À Lucchio et depuis ma naissance c'est ainsi qu'on m'appelle, mais l'entendre aujourd'hui, c'est comme si le temps n'existait plus.

Qu'au lieu de séparer ceux qui se sont aimés, il les réunissait avec l'avant, l'après, l'autrefois et demain. Que je demeure pour tous les temps à venir, la petite fille qui se cachait dans les bois de châtaigniers et que sa grand-mère appelait de l'étage de la maison, pour mieux la repérer.

Elle avait peur que je me blesse ou que je me perde, des trucs de vieilles mamans aimantes qui voudraient que jamais ne surviennent de douleurs à ceux qu'elles ont engendrés.

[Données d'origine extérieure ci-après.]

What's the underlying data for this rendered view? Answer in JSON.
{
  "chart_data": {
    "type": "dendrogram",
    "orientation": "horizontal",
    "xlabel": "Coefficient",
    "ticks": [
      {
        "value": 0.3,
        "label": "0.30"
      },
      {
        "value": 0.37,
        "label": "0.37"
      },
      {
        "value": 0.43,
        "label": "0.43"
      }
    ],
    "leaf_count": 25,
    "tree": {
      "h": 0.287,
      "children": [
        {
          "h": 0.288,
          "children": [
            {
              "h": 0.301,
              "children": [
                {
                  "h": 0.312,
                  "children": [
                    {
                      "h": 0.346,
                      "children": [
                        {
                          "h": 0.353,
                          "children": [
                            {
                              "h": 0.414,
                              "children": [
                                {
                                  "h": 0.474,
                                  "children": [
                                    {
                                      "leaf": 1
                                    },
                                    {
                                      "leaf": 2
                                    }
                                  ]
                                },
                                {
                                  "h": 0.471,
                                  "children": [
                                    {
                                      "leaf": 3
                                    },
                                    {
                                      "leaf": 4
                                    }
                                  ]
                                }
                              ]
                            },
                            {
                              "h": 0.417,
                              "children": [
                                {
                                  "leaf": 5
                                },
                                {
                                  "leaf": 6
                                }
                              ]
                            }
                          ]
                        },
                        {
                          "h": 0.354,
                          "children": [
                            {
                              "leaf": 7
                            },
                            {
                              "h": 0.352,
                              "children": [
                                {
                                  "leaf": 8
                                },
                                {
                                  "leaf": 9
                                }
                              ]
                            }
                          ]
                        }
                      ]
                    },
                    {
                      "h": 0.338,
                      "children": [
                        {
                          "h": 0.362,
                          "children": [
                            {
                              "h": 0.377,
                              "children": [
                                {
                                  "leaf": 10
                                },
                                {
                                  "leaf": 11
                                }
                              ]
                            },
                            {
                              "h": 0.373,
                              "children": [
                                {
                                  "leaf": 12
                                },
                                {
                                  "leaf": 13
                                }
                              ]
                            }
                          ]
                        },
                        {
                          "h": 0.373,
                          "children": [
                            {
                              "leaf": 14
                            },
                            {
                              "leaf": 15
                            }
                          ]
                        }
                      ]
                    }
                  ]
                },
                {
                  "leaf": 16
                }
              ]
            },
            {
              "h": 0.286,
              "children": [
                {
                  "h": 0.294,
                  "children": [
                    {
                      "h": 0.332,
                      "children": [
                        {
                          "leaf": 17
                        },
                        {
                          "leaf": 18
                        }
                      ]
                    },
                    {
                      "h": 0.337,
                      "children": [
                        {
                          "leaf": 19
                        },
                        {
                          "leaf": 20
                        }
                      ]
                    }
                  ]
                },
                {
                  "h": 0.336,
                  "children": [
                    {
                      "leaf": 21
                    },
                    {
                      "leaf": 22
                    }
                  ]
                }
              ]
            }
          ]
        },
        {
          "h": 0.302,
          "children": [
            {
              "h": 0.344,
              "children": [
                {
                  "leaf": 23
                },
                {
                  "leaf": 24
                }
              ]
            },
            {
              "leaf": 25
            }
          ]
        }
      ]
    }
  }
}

Lorsque je ne revenais pas assez vite ou qu'elle ne me voyait pas jouer, elle essayait de m'appâter « farfalla, farfallina, vieni prendere la merenda, o fatto le necci ! Papillon, petit papillon vient goûter, j'ai fait des necci.

Le necci ! Des galettes de farine de châtaignes dont je raffolais.

Ma grand-mère est partie, et au cœur de sa terre de Toscane où nulle part ailleurs le génie de l'homme ne s'est manifesté avec autant de perfection, elle dort.

Enfin pas sûr.

Peut-être que les malheurs évités et les bonheurs acquis, c'est elle ? Que lorsque vers 17 h, je goûte avec les enfants et que je cuisine pour eux des gâteaux à la farine de châtaigne, c'est elle encore ?

Ces quelques jours à Lucchio m'ont confirmé l'intemporalité des sentiments et conforté dans l'idée que les enfants sont la mémoire des hommes. Que nous ne devons pas oublier dans notre vie d'adulte d'aimer et transmettre à nos enfants, ce qui nous a été donné.

Un cadeau.

Un cantique.

Le plus beau des cantiques.

Celui des atomes et des molécules. Celui de la vie.

Qu'ils l'engrangent pour quand à leur tour, dans l'oubli du rythme du sang accordé au plaisir et de l'impeccable désordre des particules, ils croiront que leur ventre et leur cœur ne battront plus personne.

Pour que quand ils imagineront n'avoir plus assez de vie, ils puissent s'en souvenir avec tendresse en expliquant alors à leurs petits-enfants, qu'il n'y a jamais d'amour perdues. Jamais.

La Toscane est un lieu qui rend toutes les choses possibles. L'amour particulièrement. L'amour de l'autre, l'amour des autres. Rien de pointu ou d'agressif pour déranger l'harmonie et la beauté. Des couleurs anisées qui vont du miel au vert tendre, des petits villages accrochés sur les flancs des collines et des églises au raffinement baroque pour exalter l'humilité des places et des ruelles frappées de soleil pendant les mois d'été.

En fait en Toscane il suffit d'ouvrir grand les yeux, de laisser la lumière nous pénétrer et la douceur de l'air nous toucher pour qu'un sentiment de grâce étrange nous submerge.

L'amour je vous dis.

Et celui de nos parents et grands-parents disparus, est et sera pour nous et jusqu'à la fin des temps, comme un pont arrimé entre le ciel et la terre.